I asked the director of the Australian War Memorial, Brendan Nelson, why the memorial is accepting funding from weapons manufacturers like BAE Systems, Boeing, Lockheed Martin and Northrop Grumman. In response, Nelson wrote back: “We regard it as entirely appropriate that defence contractors support the Memorial in its mission.”
It is difficult to see how Nelson can maintain that position when the AWM says in its founding documents: “The Memorial’s purpose is to commemorate the sacrifice of those Australians who have died in war.” Its mission is to help Australians “… to remember, interpret and understand the Australian experience of war and its enduring impact on Australian society”.
Accepting funding from arms manufacturers who profit from war, and allowing them to have theatres named after them, is vastly different to “commemorating the sacrifice of those Australians who have died in war”. It is accepting funds from those who profit from war.
Pope Francis put the issue very clearly on May 24, 2017, after his meeting with Donald Trump. The Pope said: “It’s hypocritical to speak of peace while funding the arms trade, which only serves the merchants of death, exacerbating wars, not fought to solve a problem, but to benefit the weapons industry.”
Pope Francis called for “the elimination of the arms trade”. But the AWM is helping to promote the arms trade. It is benefiting from the weapons industry.
In a blog post in April 2017, “The AWM and weapons manufacturers”, Sue Wareham described the ways that the AWM had accepted money and in-kind support from weapons manufacturers, as outlined below.

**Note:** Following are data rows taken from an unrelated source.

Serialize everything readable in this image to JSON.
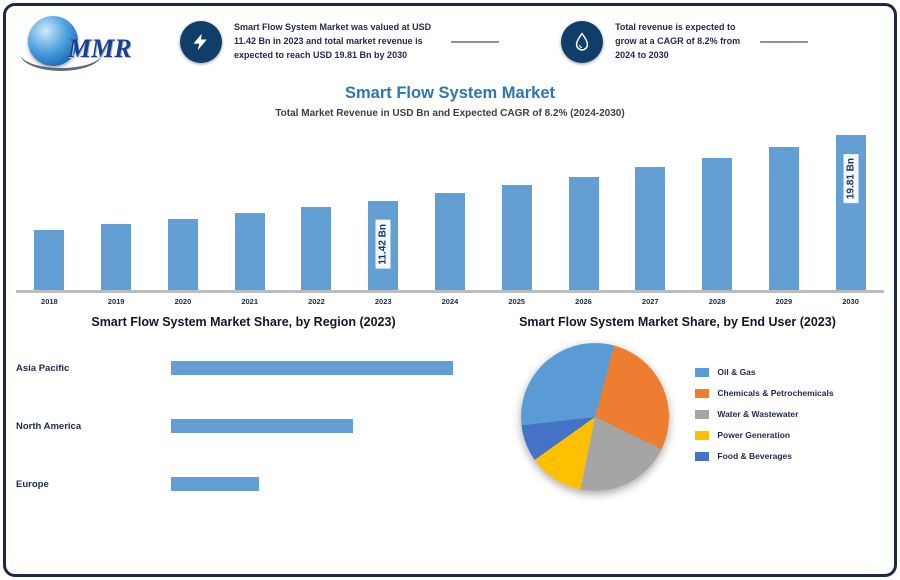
{
  "brand": {
    "logo_text": "MMR"
  },
  "header": {
    "fact1_lines": [
      "Smart Flow System Market was valued at USD",
      "11.42 Bn in 2023 and total market revenue is",
      "expected to reach USD 19.81 Bn by 2030"
    ],
    "fact2_lines": [
      "Total revenue is expected to",
      "grow at a CAGR of 8.2% from",
      "2024 to 2030"
    ]
  },
  "colors": {
    "accent_blue": "#2e75b6",
    "bar_blue": "#639fd3",
    "frame_navy": "#1b2a44",
    "icon_circle_navy": "#0f3e68"
  },
  "chart_data": [
    {
      "type": "bar",
      "title": "Smart Flow System Market",
      "subtitle": "Total Market Revenue in USD Bn and Expected CAGR of 8.2% (2024-2030)",
      "unit": "USD Bn",
      "categories": [
        "2018",
        "2019",
        "2020",
        "2021",
        "2022",
        "2023",
        "2024",
        "2025",
        "2026",
        "2027",
        "2028",
        "2029",
        "2030"
      ],
      "values": [
        7.7,
        8.4,
        9.1,
        9.8,
        10.6,
        11.42,
        12.4,
        13.4,
        14.5,
        15.7,
        16.9,
        18.3,
        19.81
      ],
      "point_labels": {
        "2023": "11.42 Bn",
        "2030": "19.81 Bn"
      },
      "ylim": [
        0,
        19.81
      ],
      "bar_color": "#639fd3",
      "grid": false
    },
    {
      "type": "bar",
      "orientation": "horizontal",
      "title": "Smart Flow System Market Share, by Region (2023)",
      "categories": [
        "Asia Pacific",
        "North America",
        "Europe"
      ],
      "values": [
        45,
        29,
        14
      ],
      "unit": "%",
      "bar_color": "#639fd3"
    },
    {
      "type": "pie",
      "title": "Smart Flow System Market Share, by End User (2023)",
      "labels": [
        "Oil & Gas",
        "Chemicals & Petrochemicals",
        "Water & Wastewater",
        "Power Generation",
        "Food & Beverages"
      ],
      "values": [
        31,
        28,
        21,
        12,
        8
      ],
      "colors": [
        "#5b9bd5",
        "#ed7d31",
        "#a5a5a5",
        "#ffc000",
        "#4472c4"
      ],
      "rotation": 15,
      "draw_order": [
        1,
        2,
        3,
        4,
        0
      ],
      "legend_position": "right"
    }
  ]
}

BAE Systems is a key weapons supplier to the Saudi Arabian government. That government is being investigated by the United Kingdom Ministry of Defence for 282 alleged breaches of international law against Yemen. BAE Systems has a theatre named after it at the AWM. The theatre can be combined with a “VIP tour of the Memorials Galleries”.
Another funder is Boeing, a major supplier of military aircraft around the world. It has had a defence partnership with Saudi Arabia for more than 70 years.
Funds also come from Lockheed Martin, the world’s largest defence contractor. About 80% of its revenue comes from military sales. It is supplying F-16 fighter jets to Saudi Arabia.
Raytheon is the world’s largest producer of guided missiles and is an AWM funder.
Thales is a French multinational company that designs and builds electrical systems for defence and other industries. It supports the AWM.
Northrop Grumman was the fifth largest defence contractor in the world in 2015. It supplies military aircraft, military vessels, missile defence systems and related products. Its name appears in the large advertisement of the AWM at the Canberra Airport with the caption “for we are young and free”. In December 2014, the AWM was the venue for the launch of Northrop Grumman Australia’s new corporate image.
The military/political/intelligence complex based in the United States that president Dwight Eisenhower warned us about is spreading dangerously around the world. It has become a “secret state” with countless examples of how it overthrows governments and influences others. The arms manufactures are key players in that complex. The AWM is just another naïve organisation that can be influenced and used for advantage and profit..
These “merchants of death”, as Pope Francis calls them, profit from continuing war. They demean the sacrifice of Australians who died in war.
The AWM has lost its way on many fronts. It refuses to acknowledge in any meaningful way the 30,000 indigenous people who were killed in defending their land against white settlers and their police allies. In relation to our population at the time, this was the greatest loss of life in war in our history. But the AWM says the Frontier Wars are a matter for the Australian Museum. What a disgrace that our indigenous people are shunned like this.
The AWM cannot give us enough of the Anzac myth and Gallipoli. But European Australians and New Zealanders first fought together in the Maori Wars of the 1850s and 1860s. But that does not fit with the 1915 myth so best we forget it.
And so the AWM’s failure continues by seeking and obtaining support from “the merchants of death”. With their global power and influence the arms manufacturers are winning in their struggle to keep the US and its allies like Australia continually at war. That is not what the founders of the AWM intended.
At the opening of the AWM in 1941 governor-general Lord Gowrie said the memorial would be not only a record of the splendid achievements of the men who fought and fell “but also a reminder to future generations of the barbarity and futility of modern war”.
Brendan Nelson should take stock. The AWM has lost its way.